New housing project to begin in May at JBLM
April 14, 2011
- One way the Army keeps its promise is by building new homes to meet the needs and desires of servicemembers and their families
- Equity Residential and the Army use the initiative "Grow the Army" to build more than 250 homes on Joint Base Lewis-McChord
- The Army recognized a need for additional housing on JBLM, and the government responded
The Army Family Covenant is in its second year, and the promise of committing time and resources to improve quality of life continues.
One way the Army keeps its promise is by building new homes to meet the needs and desires of servicemembers and their families. Thanks to a partnership between Equity Residential and the Army, through the initiative, "Grow the Army," more than 250 homes are being built on Joint Base Lewis-McChord.
"There was $71 million in funds from the government appropriated in 2008, and the funds were appropriated for essentially just as it says - growing the Army," said Todd Vasko, managing director of Equity Residential, the contractor for privatized housing on the installation.
The Army recognized a need for additional housing on JBLM, and the government responded.
"Equity came in and leveraged that $71 million and put another $39 million of our private debts into the program so we can build the 259 homes we're talking about," Vasko said.
All of the homes will be a part of the "Meriwether Landing" development on JBLM Lewis North. The community will be a mixed ranks neighborhood, housing everyone from junior enlisted to field grade officers.

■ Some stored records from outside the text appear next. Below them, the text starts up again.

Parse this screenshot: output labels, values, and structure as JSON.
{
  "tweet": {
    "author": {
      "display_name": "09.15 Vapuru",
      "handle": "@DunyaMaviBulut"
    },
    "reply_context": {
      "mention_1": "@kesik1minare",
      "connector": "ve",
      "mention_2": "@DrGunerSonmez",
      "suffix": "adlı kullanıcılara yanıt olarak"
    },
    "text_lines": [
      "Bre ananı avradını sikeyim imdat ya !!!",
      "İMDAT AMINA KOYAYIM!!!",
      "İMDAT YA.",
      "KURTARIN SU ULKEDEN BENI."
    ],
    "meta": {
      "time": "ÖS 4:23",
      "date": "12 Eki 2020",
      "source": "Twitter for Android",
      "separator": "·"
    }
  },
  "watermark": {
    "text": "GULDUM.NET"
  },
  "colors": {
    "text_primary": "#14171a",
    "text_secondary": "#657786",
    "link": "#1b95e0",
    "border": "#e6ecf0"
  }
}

The initial phase of construction includes 259 homes that will house company- and field-grade officers, senior NCOs and some junior enlisted. The land at the building site is being cleared, with construction to begin next month. The first new homes should be move-in ready by January 2012, with a final completion date of approximately May 2013.
Although not a part of "Grow the Army," Phase II will add 216 homes to the development, all for junior enlisted Soldiers through staff sergeants and their families. Projected completion date for Phase II is 2016.

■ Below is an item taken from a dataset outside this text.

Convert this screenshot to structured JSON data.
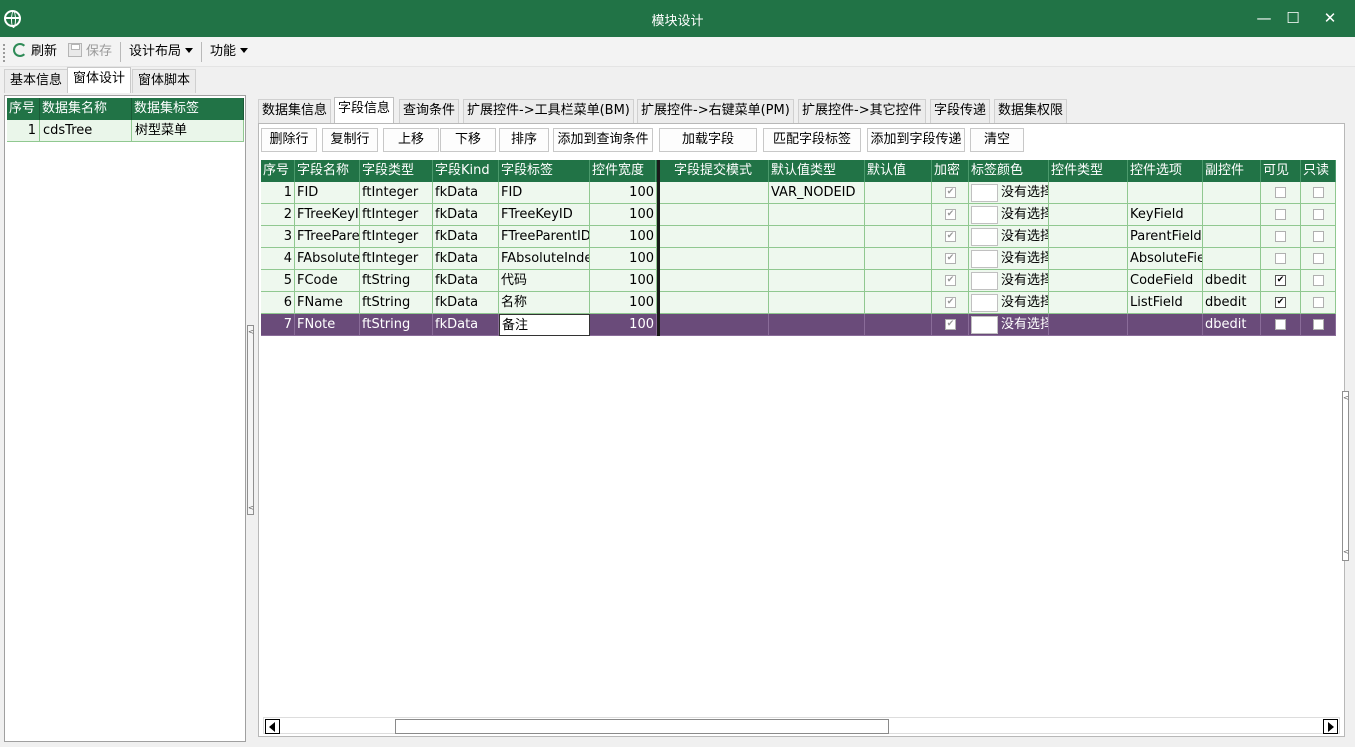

Vasko said the funding allows Equity not only to build new homes, but to focus on a demand they have not been able to adequately meet with existing inventory relative to officers and command sergeants major. Priority will be given to those ranks currently living on base who wish to upgrade to a new home.

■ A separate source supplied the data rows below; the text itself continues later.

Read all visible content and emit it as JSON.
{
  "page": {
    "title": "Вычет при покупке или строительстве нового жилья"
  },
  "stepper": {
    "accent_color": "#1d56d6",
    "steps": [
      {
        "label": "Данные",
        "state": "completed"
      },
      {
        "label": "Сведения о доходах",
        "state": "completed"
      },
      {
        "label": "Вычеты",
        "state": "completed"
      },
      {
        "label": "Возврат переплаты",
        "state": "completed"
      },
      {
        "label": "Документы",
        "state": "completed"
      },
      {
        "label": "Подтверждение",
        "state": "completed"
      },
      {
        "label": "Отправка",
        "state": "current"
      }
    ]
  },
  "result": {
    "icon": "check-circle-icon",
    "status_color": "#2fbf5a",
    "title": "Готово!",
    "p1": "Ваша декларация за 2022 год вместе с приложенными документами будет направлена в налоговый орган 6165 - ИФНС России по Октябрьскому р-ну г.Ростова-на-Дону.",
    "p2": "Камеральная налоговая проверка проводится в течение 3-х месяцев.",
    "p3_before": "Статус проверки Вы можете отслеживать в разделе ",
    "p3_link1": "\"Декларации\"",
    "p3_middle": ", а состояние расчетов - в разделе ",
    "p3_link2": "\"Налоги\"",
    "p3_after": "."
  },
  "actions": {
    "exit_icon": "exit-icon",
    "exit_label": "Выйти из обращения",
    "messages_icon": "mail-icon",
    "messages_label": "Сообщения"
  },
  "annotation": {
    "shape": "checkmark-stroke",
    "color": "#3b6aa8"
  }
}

"It's more like a ladder effect," Vasko said. "We're able to take everybody and push them up to better homes because of this."
Recognizing that servicemembers have the option of living on or off post, one of Equity's goals is to match up basic allowance for housing with the appropriate home type and size so that more choose to live on post. Given the amenities planned for Meriwether Landing homes, Branch Chief for the Residential Community Initiative in the Department of Public Works, Nancy Barnes is confident the goal will be met with ease.
"The government is very excited to see this be built and be filled by our families, because the amenities are so much higher than what we've seen in the past," Barnes said.
Amenities will vary with each rank, but all of them will have fenced-in yards, air conditioning and heat pump systems. Many are four bedroom, and the remaining have three bedrooms, helping Equity meet yet another goal.
"Our longest waiting list is in junior enlisted (needing) four bedrooms," Barnes said. "The entire area (in Meriwether Landing) for junior enlisted will have four bedrooms, so we will be able to better meet that demand."
Americans with Disabilities Act compliancy has also been a concern, and Meriwether Landing is going beyond expectations. The minimum requirement is for 10 percent of homes to meet ADA standards, but in the case of Meriwether Landing, 20 percent of homes will be built accordingly.
Other amenities tenants will see include microwaves and hardwood floors for field grade officers and command sergeants major, while junior enlisted will have two-car garages and mudrooms.
With so many attractions on the surface, it can be easy to overlook what Greta Powell, chief of Residential Communities Division, said is one of the most appealing and unique aspects of the new development - that of an all-ranks neighborhood.
"I'm excited to see residents move in and see how that community thrives, because there's so much diversity," Powell said. "This community design provides a lot of great opportunities for people to come together across those boundaries, and I'm just really excited."